Today she is Kay’s partner, and CJ and Saint have just bid an unmakeable slam. With four trumps headed by the queen/jack, and seated behind the declarer, Vera has resisted doubling for penalty, though she’s not sure whether it’s from care for Saint, who made the wild bid, or fear of alerting CJ, about to play the hand, to a situation he might be able to handle if he expected it. CJ eyes the dummy and openly glowers at Saint. “You talk about the Clear Light—what all you Buddhists are questing for!—but right now you’re lost in the fog. Are you high by chance?”

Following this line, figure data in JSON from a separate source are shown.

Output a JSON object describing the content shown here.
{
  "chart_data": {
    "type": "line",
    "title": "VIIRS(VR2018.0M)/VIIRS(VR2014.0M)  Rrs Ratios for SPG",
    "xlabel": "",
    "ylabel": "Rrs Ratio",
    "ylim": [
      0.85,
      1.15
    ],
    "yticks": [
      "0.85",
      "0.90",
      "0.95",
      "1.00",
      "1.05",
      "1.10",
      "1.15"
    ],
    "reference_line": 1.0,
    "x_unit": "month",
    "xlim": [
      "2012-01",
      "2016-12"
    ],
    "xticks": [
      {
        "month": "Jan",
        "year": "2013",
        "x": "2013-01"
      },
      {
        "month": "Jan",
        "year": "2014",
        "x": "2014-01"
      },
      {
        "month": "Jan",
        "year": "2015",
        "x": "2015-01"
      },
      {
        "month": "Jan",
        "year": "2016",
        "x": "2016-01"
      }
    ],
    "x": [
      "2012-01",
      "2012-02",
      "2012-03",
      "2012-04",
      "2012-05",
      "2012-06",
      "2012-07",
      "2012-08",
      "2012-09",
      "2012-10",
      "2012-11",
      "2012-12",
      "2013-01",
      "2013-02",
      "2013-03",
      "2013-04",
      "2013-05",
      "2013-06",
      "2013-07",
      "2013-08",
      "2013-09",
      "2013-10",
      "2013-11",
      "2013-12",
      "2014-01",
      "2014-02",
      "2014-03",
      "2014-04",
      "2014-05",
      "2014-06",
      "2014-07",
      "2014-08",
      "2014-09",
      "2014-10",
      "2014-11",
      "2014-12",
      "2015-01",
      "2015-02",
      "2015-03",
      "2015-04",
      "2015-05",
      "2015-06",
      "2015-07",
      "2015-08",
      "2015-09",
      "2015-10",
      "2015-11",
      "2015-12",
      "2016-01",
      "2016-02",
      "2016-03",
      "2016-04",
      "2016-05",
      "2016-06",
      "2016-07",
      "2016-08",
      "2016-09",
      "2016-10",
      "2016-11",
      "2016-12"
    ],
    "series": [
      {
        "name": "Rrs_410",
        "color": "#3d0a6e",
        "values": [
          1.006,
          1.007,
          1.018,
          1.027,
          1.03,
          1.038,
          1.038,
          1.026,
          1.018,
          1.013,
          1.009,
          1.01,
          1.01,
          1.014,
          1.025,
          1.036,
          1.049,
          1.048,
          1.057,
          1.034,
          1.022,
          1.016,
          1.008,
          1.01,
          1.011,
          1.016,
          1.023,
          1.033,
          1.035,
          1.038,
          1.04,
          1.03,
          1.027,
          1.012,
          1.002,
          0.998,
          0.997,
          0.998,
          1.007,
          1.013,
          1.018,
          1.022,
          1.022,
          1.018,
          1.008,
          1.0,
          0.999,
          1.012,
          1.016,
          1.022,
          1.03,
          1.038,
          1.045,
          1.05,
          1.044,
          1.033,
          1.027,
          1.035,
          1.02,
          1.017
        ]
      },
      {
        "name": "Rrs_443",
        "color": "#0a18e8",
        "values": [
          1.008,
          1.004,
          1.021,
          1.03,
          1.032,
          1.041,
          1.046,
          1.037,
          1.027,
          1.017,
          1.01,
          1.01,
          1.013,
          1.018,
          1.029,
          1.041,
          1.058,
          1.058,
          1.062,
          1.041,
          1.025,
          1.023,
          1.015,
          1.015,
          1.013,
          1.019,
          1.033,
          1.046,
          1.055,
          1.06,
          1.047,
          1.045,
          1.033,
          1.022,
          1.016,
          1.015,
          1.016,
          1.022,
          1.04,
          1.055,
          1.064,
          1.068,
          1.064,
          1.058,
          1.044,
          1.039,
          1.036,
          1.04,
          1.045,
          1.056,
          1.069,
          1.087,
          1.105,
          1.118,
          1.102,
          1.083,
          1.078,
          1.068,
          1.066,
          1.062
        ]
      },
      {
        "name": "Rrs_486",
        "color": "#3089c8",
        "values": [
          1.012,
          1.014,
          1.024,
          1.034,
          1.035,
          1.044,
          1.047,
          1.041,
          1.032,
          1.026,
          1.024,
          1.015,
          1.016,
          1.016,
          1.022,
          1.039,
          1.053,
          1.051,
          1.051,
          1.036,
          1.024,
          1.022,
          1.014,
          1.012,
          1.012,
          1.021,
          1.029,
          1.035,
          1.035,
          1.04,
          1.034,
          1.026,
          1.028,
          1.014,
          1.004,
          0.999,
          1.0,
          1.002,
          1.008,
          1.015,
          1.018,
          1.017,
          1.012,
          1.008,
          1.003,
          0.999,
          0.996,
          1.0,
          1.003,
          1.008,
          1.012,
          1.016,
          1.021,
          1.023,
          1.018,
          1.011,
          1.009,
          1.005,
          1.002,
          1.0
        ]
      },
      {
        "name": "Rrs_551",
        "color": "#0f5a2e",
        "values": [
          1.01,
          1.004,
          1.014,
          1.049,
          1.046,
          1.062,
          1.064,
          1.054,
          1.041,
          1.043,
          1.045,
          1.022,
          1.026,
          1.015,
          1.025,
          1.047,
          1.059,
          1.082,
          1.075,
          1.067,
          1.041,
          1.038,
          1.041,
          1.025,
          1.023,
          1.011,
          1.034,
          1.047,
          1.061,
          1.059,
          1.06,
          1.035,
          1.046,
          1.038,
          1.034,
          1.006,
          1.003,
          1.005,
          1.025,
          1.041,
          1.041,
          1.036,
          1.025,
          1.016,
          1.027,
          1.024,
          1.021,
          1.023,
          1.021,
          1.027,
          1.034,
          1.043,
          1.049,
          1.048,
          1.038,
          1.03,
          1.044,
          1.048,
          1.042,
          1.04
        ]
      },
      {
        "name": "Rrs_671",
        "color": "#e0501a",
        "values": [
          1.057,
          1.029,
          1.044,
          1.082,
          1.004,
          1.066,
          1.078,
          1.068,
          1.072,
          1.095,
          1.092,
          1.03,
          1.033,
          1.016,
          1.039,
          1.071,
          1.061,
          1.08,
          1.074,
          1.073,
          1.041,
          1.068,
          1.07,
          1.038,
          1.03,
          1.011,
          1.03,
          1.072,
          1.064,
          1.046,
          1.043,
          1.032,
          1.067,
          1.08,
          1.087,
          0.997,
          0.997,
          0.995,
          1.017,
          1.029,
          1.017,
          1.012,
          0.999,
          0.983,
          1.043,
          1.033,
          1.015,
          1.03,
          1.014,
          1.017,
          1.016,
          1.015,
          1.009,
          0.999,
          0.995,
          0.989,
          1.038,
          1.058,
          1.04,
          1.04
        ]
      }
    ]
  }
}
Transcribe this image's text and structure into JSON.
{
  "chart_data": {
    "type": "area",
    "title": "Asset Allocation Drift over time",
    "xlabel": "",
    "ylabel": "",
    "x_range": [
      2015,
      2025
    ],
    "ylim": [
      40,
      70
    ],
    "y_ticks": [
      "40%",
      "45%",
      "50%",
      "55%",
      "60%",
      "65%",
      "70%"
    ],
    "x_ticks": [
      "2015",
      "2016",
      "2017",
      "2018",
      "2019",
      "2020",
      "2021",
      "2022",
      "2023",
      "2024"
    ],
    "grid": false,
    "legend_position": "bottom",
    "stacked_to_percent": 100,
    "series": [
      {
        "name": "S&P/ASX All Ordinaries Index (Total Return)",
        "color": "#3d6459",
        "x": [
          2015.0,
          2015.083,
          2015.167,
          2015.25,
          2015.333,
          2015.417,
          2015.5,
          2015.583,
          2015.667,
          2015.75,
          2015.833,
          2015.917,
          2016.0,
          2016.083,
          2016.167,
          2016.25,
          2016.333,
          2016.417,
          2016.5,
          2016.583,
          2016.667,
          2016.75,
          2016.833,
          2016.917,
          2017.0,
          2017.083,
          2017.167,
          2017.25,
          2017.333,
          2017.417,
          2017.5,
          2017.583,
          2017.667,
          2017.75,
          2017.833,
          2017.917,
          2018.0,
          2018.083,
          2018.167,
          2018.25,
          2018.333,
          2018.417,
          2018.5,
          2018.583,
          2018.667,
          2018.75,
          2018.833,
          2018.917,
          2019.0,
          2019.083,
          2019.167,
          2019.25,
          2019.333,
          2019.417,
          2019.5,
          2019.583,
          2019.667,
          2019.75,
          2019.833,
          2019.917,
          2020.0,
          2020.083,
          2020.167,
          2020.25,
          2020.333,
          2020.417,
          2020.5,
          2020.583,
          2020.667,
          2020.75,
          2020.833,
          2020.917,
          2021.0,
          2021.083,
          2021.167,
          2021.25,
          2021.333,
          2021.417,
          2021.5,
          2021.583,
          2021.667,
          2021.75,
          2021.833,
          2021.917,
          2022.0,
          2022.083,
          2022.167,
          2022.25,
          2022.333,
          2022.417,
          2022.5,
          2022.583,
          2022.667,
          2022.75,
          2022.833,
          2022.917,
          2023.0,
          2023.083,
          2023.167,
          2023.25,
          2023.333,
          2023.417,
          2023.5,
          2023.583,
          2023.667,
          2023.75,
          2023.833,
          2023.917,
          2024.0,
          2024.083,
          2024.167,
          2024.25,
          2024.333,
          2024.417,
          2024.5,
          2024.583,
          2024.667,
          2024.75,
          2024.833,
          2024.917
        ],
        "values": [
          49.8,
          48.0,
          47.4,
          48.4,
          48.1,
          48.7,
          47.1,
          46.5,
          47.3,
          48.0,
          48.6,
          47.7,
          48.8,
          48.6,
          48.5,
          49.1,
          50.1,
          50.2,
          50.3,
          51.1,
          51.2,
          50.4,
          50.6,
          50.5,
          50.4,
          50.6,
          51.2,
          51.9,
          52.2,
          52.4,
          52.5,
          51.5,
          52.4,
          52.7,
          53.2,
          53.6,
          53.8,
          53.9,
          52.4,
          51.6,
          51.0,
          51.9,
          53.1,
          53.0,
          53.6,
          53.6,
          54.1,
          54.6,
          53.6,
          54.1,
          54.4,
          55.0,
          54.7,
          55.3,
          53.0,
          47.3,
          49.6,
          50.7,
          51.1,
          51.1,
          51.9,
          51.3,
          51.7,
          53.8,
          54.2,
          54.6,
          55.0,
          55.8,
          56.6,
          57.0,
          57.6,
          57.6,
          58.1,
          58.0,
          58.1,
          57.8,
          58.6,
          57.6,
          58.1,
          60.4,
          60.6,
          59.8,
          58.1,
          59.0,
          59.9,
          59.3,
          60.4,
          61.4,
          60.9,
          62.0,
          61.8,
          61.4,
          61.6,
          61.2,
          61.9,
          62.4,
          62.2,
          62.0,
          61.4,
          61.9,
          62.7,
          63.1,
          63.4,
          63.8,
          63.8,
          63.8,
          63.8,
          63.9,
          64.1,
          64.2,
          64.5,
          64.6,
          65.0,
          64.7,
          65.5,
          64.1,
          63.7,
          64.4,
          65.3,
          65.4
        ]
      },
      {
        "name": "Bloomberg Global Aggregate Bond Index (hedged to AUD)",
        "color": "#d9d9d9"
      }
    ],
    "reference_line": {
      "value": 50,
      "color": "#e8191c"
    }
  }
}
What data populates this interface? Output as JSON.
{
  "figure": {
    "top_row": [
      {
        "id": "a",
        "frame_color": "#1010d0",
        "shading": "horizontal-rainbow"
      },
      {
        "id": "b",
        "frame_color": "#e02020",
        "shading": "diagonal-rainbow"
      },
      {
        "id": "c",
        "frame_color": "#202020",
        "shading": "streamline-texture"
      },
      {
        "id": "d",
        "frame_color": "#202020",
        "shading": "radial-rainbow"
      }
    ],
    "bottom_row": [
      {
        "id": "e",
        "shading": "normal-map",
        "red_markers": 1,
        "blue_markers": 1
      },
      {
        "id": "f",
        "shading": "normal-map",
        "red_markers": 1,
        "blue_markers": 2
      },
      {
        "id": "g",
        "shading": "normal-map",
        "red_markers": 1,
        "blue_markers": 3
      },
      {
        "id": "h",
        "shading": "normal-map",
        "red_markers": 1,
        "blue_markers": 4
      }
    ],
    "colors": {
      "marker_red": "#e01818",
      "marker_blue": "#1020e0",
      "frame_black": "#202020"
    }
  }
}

Saint flushes easily; his freckled face is bright pink in the shade of the tree they are seated under. Kay is laughing, and even Saint joins in. Vera puts her hands under her big shirt and hugs her midriff. Who said truth will set you free? Even when her sins were venial—a creepier word than “mortal”—confession was a joke, since in pure and simple truth she hated the sin less than the sound of the priest’s absolving voice, not to mention her own voice in false acquiescence. She remembers a hideous gap in the flow of Father Guston’s words, in which he was no doubt picturing exactly what it meant when she said she had touched herself under the covers. After which she bypassed that particular sin, along with others so subtle or complicated they were hard to describe. She would tell him she had disobeyed her mother but not that she hated her mother for being someone she was supposed to love but in truth despised and, worse, was afraid she’d turn into, which felt like the real sin. All of this she has kept to herself until yesterday, when she made the mistake of telling Saint a few seamy truths. Oh God. She could have blabbed on till everything came gushing out.

She casts a glance out of the corner of her eye at Saint, handsome and awkward amid people’s laughter, trying to be a good sport. Her heart squeezes. He loves her, or so he said, tempting her to confess what could never be told, as if he could grant absolution.

Is he looking at her? She’s afraid to lift her head.

Yesterday was so…“uncomfortable” doesn’t hit it. Freakish. His “I love you” offered absolution without penance.